Par un mémoire enregistré le 12 mars 2018, le ministre de l'action et des comptes publics (direction de contrôle fiscal Sud-ouest) conclut au rejet de la requête.
Il soutient que :
- aucune substitution de base légale n'a été opérée ; la requérante a opté pour la remise de copies de ses fichiers informatiques, comme le permet l'article L. 47 A du livre des procédures fiscales ; cet emport a donné lieu à un procès-verbal contresigné par le représentant légal de la société ;
- les opérations effectuées par le service ne relèvent pas de l'article L. 47 A-II du livre des procédures fiscales, dont l'invocation est inopérante ; les opérations effectuées se sont cantonnées à des tris, classements et calcul qui ne constituent pas des traitements informatiques ;
- les rehaussements litigieux correspondent à la réintégration de charges non justifiées au titre de 2009 et 2010 et ne trouvent pas leur source dans des traitements informatiques ;
- l'administration n'était pas tenue de procéder à une reconstitution du chiffre d'affaires ; la proposition de rectification adressée à la société comportait l'indication de l'ensemble des éléments permettant de connaître les motifs de fait et de droit fondant les rappels ; la société a d'ailleurs fourni des observations ;
- l'administration n'a pas méconnu l'étendue de sa compétence et le dégrèvement prononcé en cours de première instance n'est pas la reconnaissance d'une erreur de sa part mais tient à des justifications apportées par la société ;
- le vérificateur a relevé des anomalies concernant l'établissement des factures clients et leur enregistrement comptable ; les factures clients comportaient deux séries de numérotation avec des ruptures de séquentialité au sein de chaque série ; ces anomalies ne peuvent être qualifiées de mineures dès lors qu'elles interdisaient en fait au service de s'assurer de la comptabilisation effective de la totalité des produits correspondant aux prestations réalisées ; c'est à bon droit que la comptabilité a été regardée comme non probante, circonstance au demeurant sans incidence sur le litige, puisque les rappels ne procèdent pas d'une reconstitution de chiffre d'affaires ;
- les rehaussements correspondent à la réintégration d'une provision pour litige, de provisions pour créances douteuses et d'avoirs clients, faute de justificatifs ; compte tenu de l'activité de la société requérante, qui ne pouvait ignorer les conditions de déductibilité de ces charges, la majoration pour manquement délibéré est justifiée.

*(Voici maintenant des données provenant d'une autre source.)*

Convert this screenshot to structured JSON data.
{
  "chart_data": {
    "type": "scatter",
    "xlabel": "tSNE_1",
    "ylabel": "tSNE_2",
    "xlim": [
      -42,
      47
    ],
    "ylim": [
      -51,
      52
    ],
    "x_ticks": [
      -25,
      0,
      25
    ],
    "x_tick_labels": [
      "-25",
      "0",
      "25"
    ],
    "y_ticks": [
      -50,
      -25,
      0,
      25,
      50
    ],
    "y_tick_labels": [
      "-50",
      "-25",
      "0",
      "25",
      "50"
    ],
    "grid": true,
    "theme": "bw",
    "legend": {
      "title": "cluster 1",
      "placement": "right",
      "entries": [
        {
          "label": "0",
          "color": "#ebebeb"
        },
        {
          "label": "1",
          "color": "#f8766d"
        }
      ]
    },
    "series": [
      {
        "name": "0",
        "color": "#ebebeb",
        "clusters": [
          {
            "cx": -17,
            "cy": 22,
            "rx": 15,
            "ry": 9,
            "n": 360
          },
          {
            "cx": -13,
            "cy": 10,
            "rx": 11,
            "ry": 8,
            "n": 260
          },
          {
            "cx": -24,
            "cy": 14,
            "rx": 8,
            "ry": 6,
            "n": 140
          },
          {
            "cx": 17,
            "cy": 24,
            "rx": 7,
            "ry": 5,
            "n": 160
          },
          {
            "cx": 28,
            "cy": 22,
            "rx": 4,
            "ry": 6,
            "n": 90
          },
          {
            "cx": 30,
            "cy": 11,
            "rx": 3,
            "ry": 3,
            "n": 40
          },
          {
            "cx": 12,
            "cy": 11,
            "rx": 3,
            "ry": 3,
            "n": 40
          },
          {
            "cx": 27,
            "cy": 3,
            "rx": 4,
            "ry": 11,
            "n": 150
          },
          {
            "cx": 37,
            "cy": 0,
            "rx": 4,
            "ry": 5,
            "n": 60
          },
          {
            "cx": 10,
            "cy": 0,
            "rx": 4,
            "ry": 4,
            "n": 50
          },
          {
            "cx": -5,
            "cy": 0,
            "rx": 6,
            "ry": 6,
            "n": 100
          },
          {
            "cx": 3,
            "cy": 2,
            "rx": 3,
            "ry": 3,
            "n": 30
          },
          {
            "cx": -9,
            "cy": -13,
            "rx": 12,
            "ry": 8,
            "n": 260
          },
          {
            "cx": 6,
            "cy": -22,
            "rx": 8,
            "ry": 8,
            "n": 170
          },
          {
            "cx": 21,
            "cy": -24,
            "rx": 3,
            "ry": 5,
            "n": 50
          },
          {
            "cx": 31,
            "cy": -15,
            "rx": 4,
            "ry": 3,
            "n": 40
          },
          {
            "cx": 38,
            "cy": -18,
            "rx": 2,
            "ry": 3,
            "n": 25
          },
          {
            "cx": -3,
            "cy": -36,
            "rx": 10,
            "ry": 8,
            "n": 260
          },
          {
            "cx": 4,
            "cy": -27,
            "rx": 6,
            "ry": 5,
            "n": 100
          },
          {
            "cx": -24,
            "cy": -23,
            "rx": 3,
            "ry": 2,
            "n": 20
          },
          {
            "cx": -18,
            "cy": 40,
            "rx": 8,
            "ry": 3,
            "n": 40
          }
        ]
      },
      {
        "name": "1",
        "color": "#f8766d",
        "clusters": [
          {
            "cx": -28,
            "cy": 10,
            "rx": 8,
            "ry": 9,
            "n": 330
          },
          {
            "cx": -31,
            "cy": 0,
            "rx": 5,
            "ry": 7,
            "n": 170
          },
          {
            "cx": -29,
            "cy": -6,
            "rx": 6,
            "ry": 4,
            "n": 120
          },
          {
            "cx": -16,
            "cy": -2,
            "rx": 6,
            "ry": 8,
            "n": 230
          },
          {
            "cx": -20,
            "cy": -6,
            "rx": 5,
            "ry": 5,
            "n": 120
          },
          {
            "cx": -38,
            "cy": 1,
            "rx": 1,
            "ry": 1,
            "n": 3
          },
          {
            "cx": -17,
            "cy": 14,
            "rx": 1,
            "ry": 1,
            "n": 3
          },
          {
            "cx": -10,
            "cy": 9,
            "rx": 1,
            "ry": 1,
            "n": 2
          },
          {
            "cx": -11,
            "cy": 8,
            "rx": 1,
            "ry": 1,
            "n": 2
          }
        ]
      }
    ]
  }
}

Par ordonnance du 6 décembre 2018, la clôture d'instruction a été fixée au 8 février 2019 à 12h00.
Vu les autres pièces du dossier.
Vu :
- le code général des impôts et le livre des procédures fiscales ;
- le code de justice administrative.
Les parties ont été régulièrement averties du jour de l'audience.
Ont été entendus au cours de l'audience publique :
- le rapport de M. Laurent Pouget,
- et les conclusions de Mme Déborah de Paz, rapporteur public.
Considérant ce qui suit :
1. L'EURL Euro Expertise Comptable, qui exerce une activité d'expertise comptable et de commissariat aux comptes, a fait l'objet d'une vérification de comptabilité portant sur la période du 1er octobre 2007 au 30 septembre 2010. A l'issue de ce contrôle, le service a notamment remis en cause des déductions de charges correspondant à une provision pour litige, à une provision pour risques et charges et à des avoirs sur factures clients, pour lesquels la société n'a pu présenter de justificatifs adéquats. Il en est résulté des rappels d'impôt sur les sociétés au titre des exercices clos en 2009 et 2010, assortis des intérêts de retard et de la majoration de 40 % prévue en cas de manquement délibéré par l'article 1729 du code général des impôts. La société Euro Expertise Comptable relève appel du jugement du 13 juin 2017 par lequel le tribunal administratif de Toulouse a rejeté sa demande tendant à la décharge de ces impositions et pénalités.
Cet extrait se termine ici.